The Home Biz Lift Is Beginning

By Rob Spiegel

Interested in starting a home business? You're not alone.

Some weeks ago I speculated that conditions were ripe for a home business resurgence. [Click here to read that column.] Millions of workers have lost their jobs and are not likely to find new opportunities soon. Add to this a growing interest in staying close to home after the September 11 attacks. Suddenly family is more important and tall buildings are less appealing. Launching a home-based company is a logical solution to these dual concerns.

So I called Stacy Henderson, editor-in-chief of Home Business Magazine, to see if she sensed a greater interest in home businesses lately. The magazine is owned by Stacy and her husband, Richard, who acts as publisher for the bi-monthly publication covering the how-to and what-to of home-based enterprises. Henderson noted there was a clear increase in inquiries about home business. "We've noticed that people have inquired more about starting a home-based business during the months from September to the present, in comparison to this same time period in previous years."

She speculated that some of the interest in home business was likely due to the events of September 11. "Neither Richard nor I have any statistics to support this, but we personally feel the 9/11 tragedy could be a contributing factor. It's certainly caused Richard and me to re-examine our own priorities and to renew out commitments to our family and our responsibilities at home."



Henderson suggested that in addition to September 11, the economy itself is motivating people to consider starting a home business. "During the nine years of publishing Home Business Magazine, we've noticed that whenever the economy slows down, the interest in the home business market tends to accelerate," said Henderson. "People who have lost their jobs are seeking out home-based business alternatives. Nearly six percent of the U.S. workforce is now unemployed. Millions of workers are in danger of losing their jobs, and many of them will take their first look at home-business businesses."

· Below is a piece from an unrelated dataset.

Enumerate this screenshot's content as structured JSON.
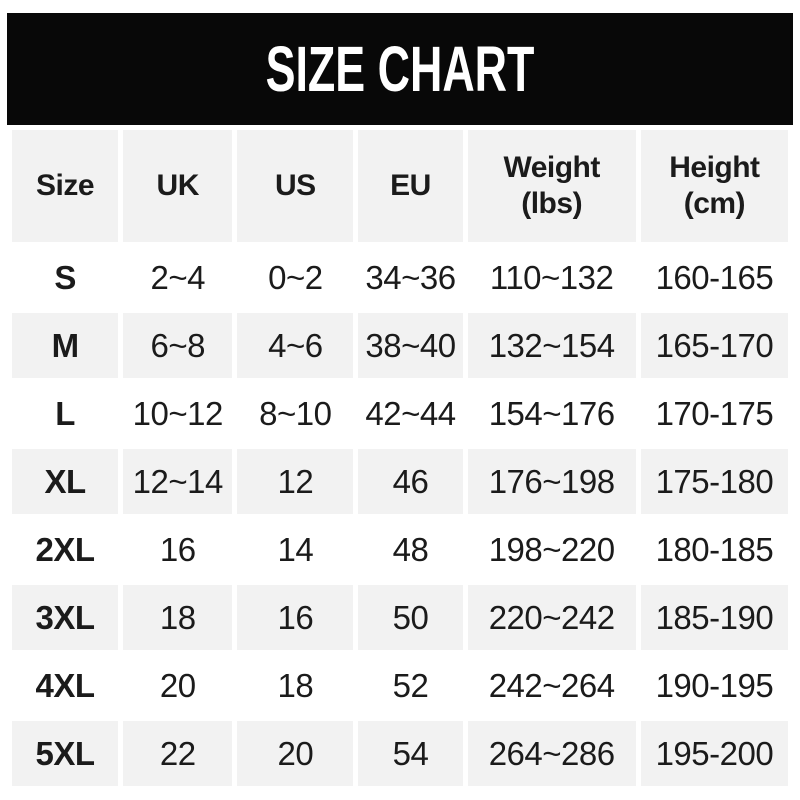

In addition to the motivation of employment problems and a year to be close to home, Henderson said technology now makes it easier for people to compete in a home-based environment. "Wireless communication, high-speed Internet connectivity, and more powerful personal computer and office equipment have now made home-based business owners and home office workers as competitive as any in the economy today," said Henderson. "This increases the potential for future home-based business growth."

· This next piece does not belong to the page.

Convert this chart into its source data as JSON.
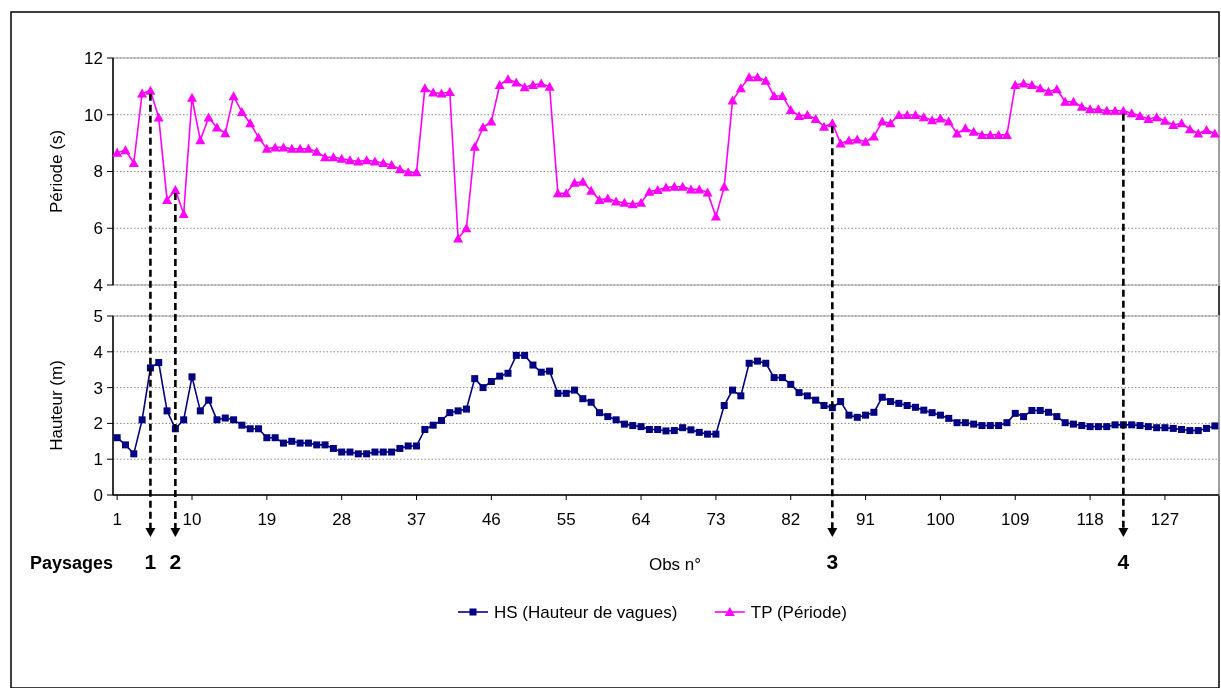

During the high craziness of the dot com boom, I had some fun imagining a changed world in which people worked from home in the midst of their families. I observed that this was a very natural way for human being to live, that for thousands of years people worked at home with their families, and that perhaps technology would finally allow us to return to a more familiar lifestyle. The act of going away to work each day, after all, was a mere 100-year interruption from our natural state. Now it was time to get back to the farm.

For the part five years, I have made my living from home while raising young children. Most of the women I know, and at least half of the men, view my situation as enviable. For me it was partly choice, partly opportunity. For writers, working at home is not that unusual. I didn't have to give up a bustling career to work at home. The Internet further allowed me to participate in business journalism internationally. I remember getting out of the shower one morning and having my five-year-old daughter tell me that Erika called. "Erika who?" I asked.

"Erika from Sweden," she beamed. Sure enough, a source had returned my call and had a charming conversation about Daddy in the shower.

Over the years, my picture of people returning home to work is slowly coming true. And from my personal poll of friends, family and acquaintances, it's not happening nearly fast enough. There are now forces of technology, opportunity and personal interest pushing the trend. Don't be surprised if a good portion of the laid-off workforce decides to stay at home and work once the economy gets back into growth mode.